Zijn advocaat doet daarna een verwoede poging mijn aandeel in het geheel duidelijk te maken. Hij doet een boekje open over onze knipperlichtrelatie (vraag me niet waarom) en lees een e-mail voor uit 2017 die ik aan mijn ex stuurde: Lieverd, ik weet wat jij wil en ik weet wat ik wil, maar ik zie gewoon niet hoe ik het kan combineren, zonder dat ik mijzelf tekort doe. Ik mis je, ik haat je. Ik wil je, ik houd van je. Ik wil je wegduwen, je aantrekken. Ik wil je afstoten, ik wil je raken. Ik wil mij verliezen en niets meer voelen. Ik wil alles en ik wil niets van dit alles.

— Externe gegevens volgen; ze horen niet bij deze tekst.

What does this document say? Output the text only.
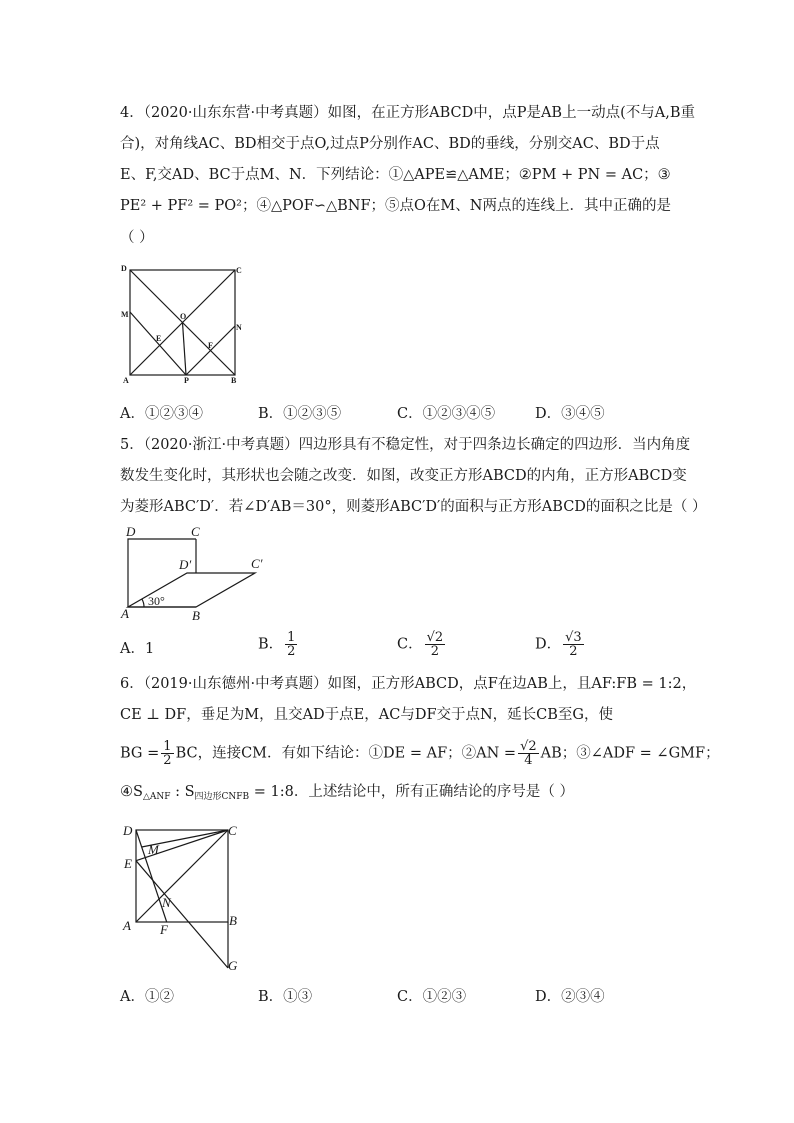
4．（2020·山东东营·中考真题）如图，在正方形ABCD中，点P是AB上一动点(不与A,B重
合)，对角线AC、BD相交于点O,过点P分别作AC、BD的垂线，分别交AC、BD于点
E、F,交AD、BC于点M、N．下列结论：①△APE≌△AME；②PM + PN = AC；③
PE² + PF² = PO²；④△POF∽△BNF；⑤点O在M、N两点的连线上．其中正确的是
（ ）
D	C
M	O
N
E
F
A	P	B
A．①②③④	B．①②③⑤	C．①②③④⑤	D．③④⑤
5．（2020·浙江·中考真题）四边形具有不稳定性，对于四条边长确定的四边形．当内角度
数发生变化时，其形状也会随之改变．如图，改变正方形ABCD的内角，正方形ABCD变
为菱形ABC′D′．若∠D′AB＝30°，则菱形ABC′D′的面积与正方形ABCD的面积之比是（ ）
D	C
D′	C′
A	B
30°
A．1	B． $\frac{1}{2}$	C． $\frac{√2}{2}$	D． $\frac{√3}{2}$
6．（2019·山东德州·中考真题）如图，正方形ABCD，点F在边AB上，且AF:FB = 1:2，
CE ⊥ DF，垂足为M，且交AD于点E，AC与DF交于点N，延长CB至G，使
BG = $\frac{1}{2}$ BC，连接CM．有如下结论：①DE = AF；②AN = $\frac{√2}{4}$ AB；③∠ADF = ∠GMF；
$④S_{\triangle ANF}$ : $S_{四边形CNFB}$ = 1:8．上述结论中，所有正确结论的序号是（ ）
D	C
M
E
N
A F
B
G
A．①②	B．①③	C．①②③	D．②③④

‘Mooi geschreven’, fluistert mijn sponsor en geeft mij een knipoog. Ik knap bijna uit elkaar van woede. Hoe kan hij van alle duizenden e-mails die we hebben uitgewisseld deze kiezen? Weet hij dan niet meer hoe het daarna verder ging? Waarom wordt dát niet voorgelezen?
Hij schreef toen terug: ‘Ja duidelijk. Ik heb dat ook. Totaal tegenstrijdige gevoelens. Behalve 1, die blijft hetzelfde. Ik wil je niet hoeven missen’.
‘Wat is er bij jou dan zo tegenstrijdig?’ vroeg ik hem in de hoop dat hij meer woorden zou gebruiken.
‘Ik wil je doodknuffelen of doodslaan.’

En dit was niet de eerste keer dat hij mij intimideerde. De vorige serieuze poging de relatie te verbreken deed ik in 2015. Toen stelde hij voor mijn huissleutels langs te brengen en netjes afscheid te nemen. De volgende dag stormde hij ’s ochtends vroeg mijn huis binnen, scheurde mijn badjas kapot en verkrachtte mij in mijn eigen bed. Het schoppen, schreeuwen en wegduwen had niet geholpen. Hij was te sterk.
Tijdens de zitting voel ik mijzelf langzaam afdwalen. Ik hoor de Officier van Justitie haar verhaal doen en de straf eisen. Vervolgens de Rechter die daar nog niet de helft van toewijst. Ja, hij is veroordeeld, ik hoor het haar zeggen, maar ik voel geen opluchting. Ik voel helemaal niets.
Eenmaal buiten voor het Gerechtshof voel ik langzaam de zucht opkomen.
‘Ik wil gebruiken. Ik wil nu alleen nog maar gebruiken!’ Ik sta op mijn tenen te springen, alsof ik op ontploffen sta.
‘Ik begrijp het,’ zegt mijn sponsor begripvol en ze leidt mij naar de auto.
‘Het moest alleen maar stoppen, maar nu heeft hij een strafblad!’ Ik voel me volledig verscheurd.
‘Ik begrijp je helemaal.’
En terwijl we naar haar huis rijden voegt ze daaraan toe: ‘Je gaat pas naar huis als je rustig bent. Tot die tijd blijf je bij mij.’

Reageer reacties (0)
LEES MEER...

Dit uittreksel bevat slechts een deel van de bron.